As 2016 gets underway, companies should be mindful that regulators are paying close attention to automatic recurring debit transactions. If reviewing your recurring debit transaction consent procedures was not already one of your New Year’s resolutions, it may be worth making it a late addition.
The Consumer Financial Protection Bureau (CFPB) signaled in a compliance bulletin late last year that it is scrutinizing automatic recurring debit transactions to ensure that companies are obtaining proper consent from consumers. Such transactions are regulated by the Electronic Fund Transfer Act (EFTA) and its implementing regulation, Regulation E.
EFTA and Reg. E
Under EFTA and Regulation E, electronic fund transfers such as automatic recurring debit transactions can only be authorized “by a writing signed or similarly authenticated by the consumer.” That’s not as scary as it sounds – authorization can be obtained electronically or even over the phone so long as it is recorded and kept on record – but the regulations are fairly specific and authorization procedures should be carefully reviewed to ensure compliance.
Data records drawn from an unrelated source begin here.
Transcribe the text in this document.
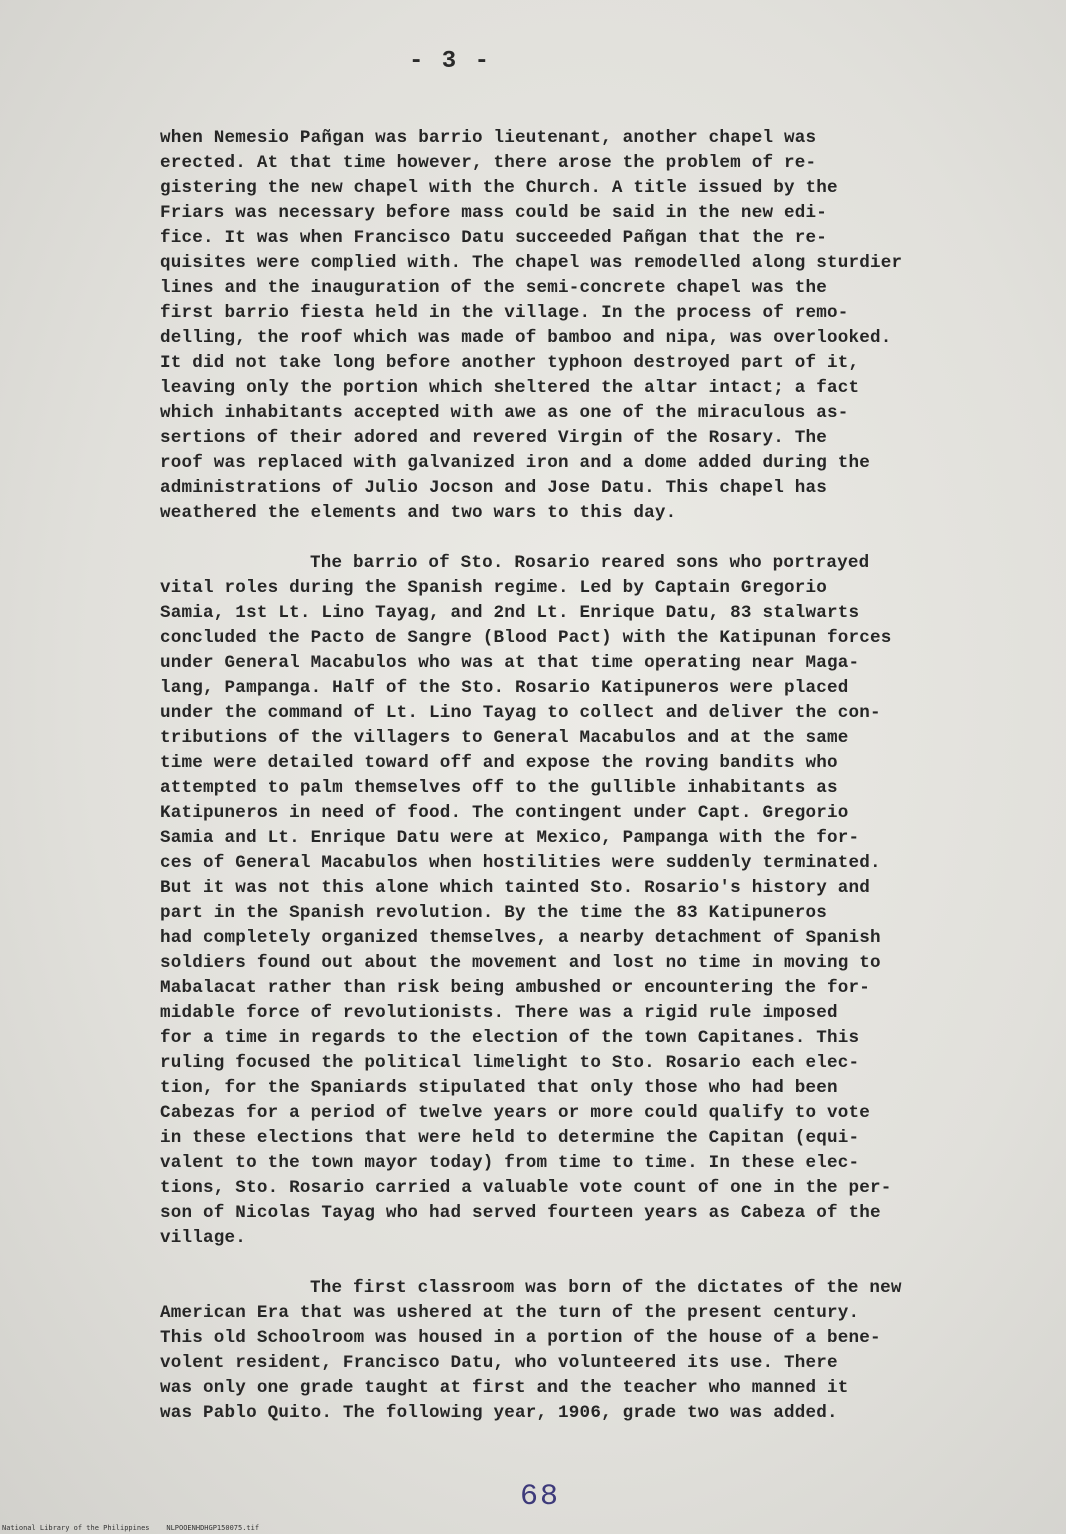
- 3 -
when Nemesio Pañgan was barrio lieutenant, another chapel was
erected. At that time however, there arose the problem of re-
gistering the new chapel with the Church. A title issued by the
Friars was necessary before mass could be said in the new edi-
fice. It was when Francisco Datu succeeded Pañgan that the re-
quisites were complied with. The chapel was remodelled along sturdier
lines and the inauguration of the semi-concrete chapel was the
first barrio fiesta held in the village. In the process of remo-
delling, the roof which was made of bamboo and nipa, was overlooked.
It did not take long before another typhoon destroyed part of it,
leaving only the portion which sheltered the altar intact; a fact
which inhabitants accepted with awe as one of the miraculous as-
sertions of their adored and revered Virgin of the Rosary. The
roof was replaced with galvanized iron and a dome added during the
administrations of Julio Jocson and Jose Datu. This chapel has
weathered the elements and two wars to this day.
The barrio of Sto. Rosario reared sons who portrayed
vital roles during the Spanish regime. Led by Captain Gregorio
Samia, 1st Lt. Lino Tayag, and 2nd Lt. Enrique Datu, 83 stalwarts
concluded the Pacto de Sangre (Blood Pact) with the Katipunan forces
under General Macabulos who was at that time operating near Maga-
lang, Pampanga. Half of the Sto. Rosario Katipuneros were placed
under the command of Lt. Lino Tayag to collect and deliver the con-
tributions of the villagers to General Macabulos and at the same
time were detailed toward off and expose the roving bandits who
attempted to palm themselves off to the gullible inhabitants as
Katipuneros in need of food. The contingent under Capt. Gregorio
Samia and Lt. Enrique Datu were at Mexico, Pampanga with the for-
ces of General Macabulos when hostilities were suddenly terminated.
But it was not this alone which tainted Sto. Rosario's history and
part in the Spanish revolution. By the time the 83 Katipuneros
had completely organized themselves, a nearby detachment of Spanish
soldiers found out about the movement and lost no time in moving to
Mabalacat rather than risk being ambushed or encountering the for-
midable force of revolutionists. There was a rigid rule imposed
for a time in regards to the election of the town Capitanes. This
ruling focused the political limelight to Sto. Rosario each elec-
tion, for the Spaniards stipulated that only those who had been
Cabezas for a period of twelve years or more could qualify to vote
in these elections that were held to determine the Capitan (equi-
valent to the town mayor today) from time to time. In these elec-
tions, Sto. Rosario carried a valuable vote count of one in the per-
son of Nicolas Tayag who had served fourteen years as Cabeza of the
village.
The first classroom was born of the dictates of the new
American Era that was ushered at the turn of the present century.
This old Schoolroom was housed in a portion of the house of a bene-
volent resident, Francisco Datu, who volunteered its use. There
was only one grade taught at first and the teacher who manned it
was Pablo Quito. The following year, 1906, grade two was added.
68
National Library of the Philippines    NLPOOENHDHGP150075.tif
Another thing to keep in mind: companies must provide a copy of the authorization to consumers, whether electronically or on paper, and the CFPB suggests that the copy should be provided before the first debit transaction is processed.
What’s the Bottom Line?
For now, the CFPB is just reminding companies of their obligations under EFTA and Regulation E. It notes that during a recent review, the CFPB found that many companies are not fully compliant with the regulations. The CFPB singled out companies engaging in mortgage servicing, student loan servicing, debt collection, and short-term, small-dollar lending, in particular. Now that it’s reminded companies of their obligations, it’s a good bet that the CFPB will be cracking down on non-compliant companies in the not too distant future.
Companies looking to get 2016 off on the right foot are advised to take a close look at their own procedures if they want to avoid regulatory scrutiny.